Game Assets Management (GLM) was an incubation project at DevDiv. The goal of ALM is to extend Visual Studio’s digital asset tools to all roles involved in managing and integrating digital assets into the Application Life-cycle.

Target Audience And Scenarios
There are four roles involved in the process:
- Technical Director: Determine the file types used by the game engine; define and enforce the technical constraints (e.g. poly counts); write scripts to help the artist be more efficient (e.g. render scripts); integrate with 3rd party tools
- Art Director: Keeps the big picture and overall creative feel of the game consistent; approve assets; keep track of where the assets are in the process
- Artist: Want to create art and are not technical; only want to share art of a certain quality; care deeply about the look & feel of tools; stick to tools that they know
- Developer: As long as assets delivered are in the right format and right name, it’s all good
Problems occur because artists do not organize assets like developers organize code. They are sloppy with naming conventions; forget to use version control; make mistakes when manually exporting their work; report done verbally or wait to be reminded to do it by producer; lost art due to re-imaging machine or leaving company.

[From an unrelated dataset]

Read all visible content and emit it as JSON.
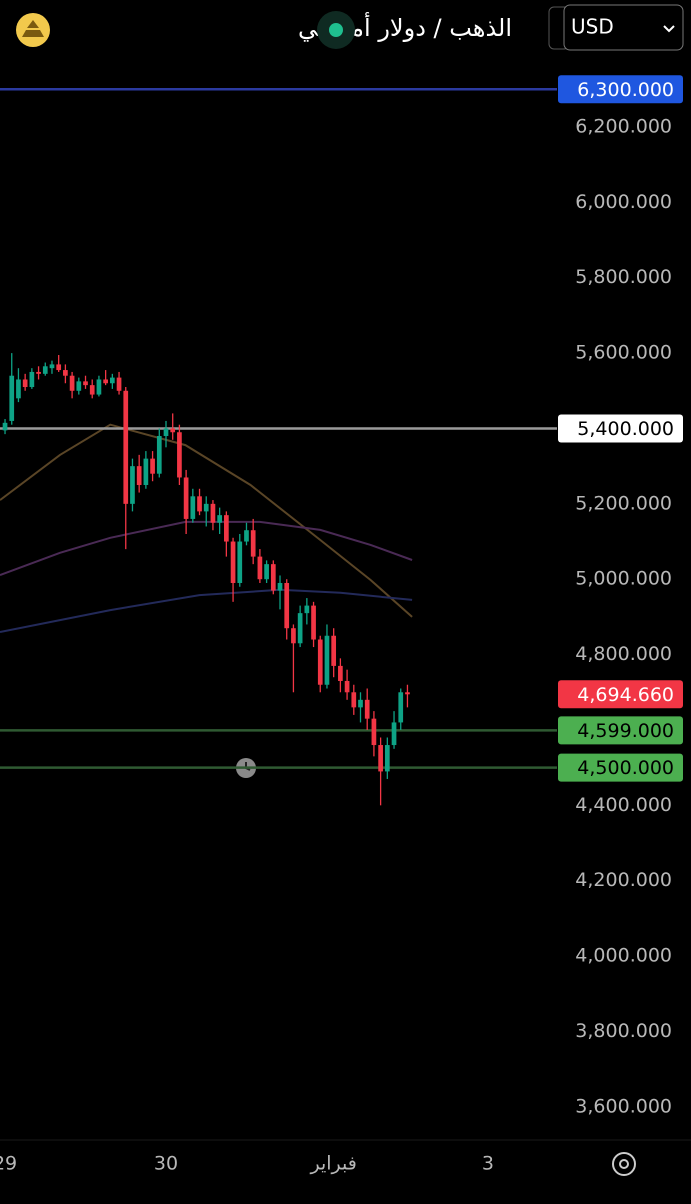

The scenarios I worked to streamline covered asset organization; task creation, scheduling and assignment; asset creation and approval; and solving bugs.

The Process
GLM was a research-heave project. From early planning phase, we regularly validated our ideas with artists, developers and project leaders who work with art assets at game shops. All the final features had been repeatedly confirmed by participants to be highly desirable.
The GLM system placed the burden of reinforcing naming convention, format and other technical requirements on the system instead of the artists. To ensure that the rules and pipelines are properly programmed and provided to the artist, I prototyped a collection of tools. For example, a image diffing tool and a visual regular expression editor for the art director to define naming conventions:

A proof-of-concept prototype was built by the engineering team. I wrote part of the UI with them. It was one of my best memories from DevDiv: developers and I sit back to back. We implemented something, felt it, had doubts, turned around and raised questions, fixed designs on the spot. It was a rare luxury.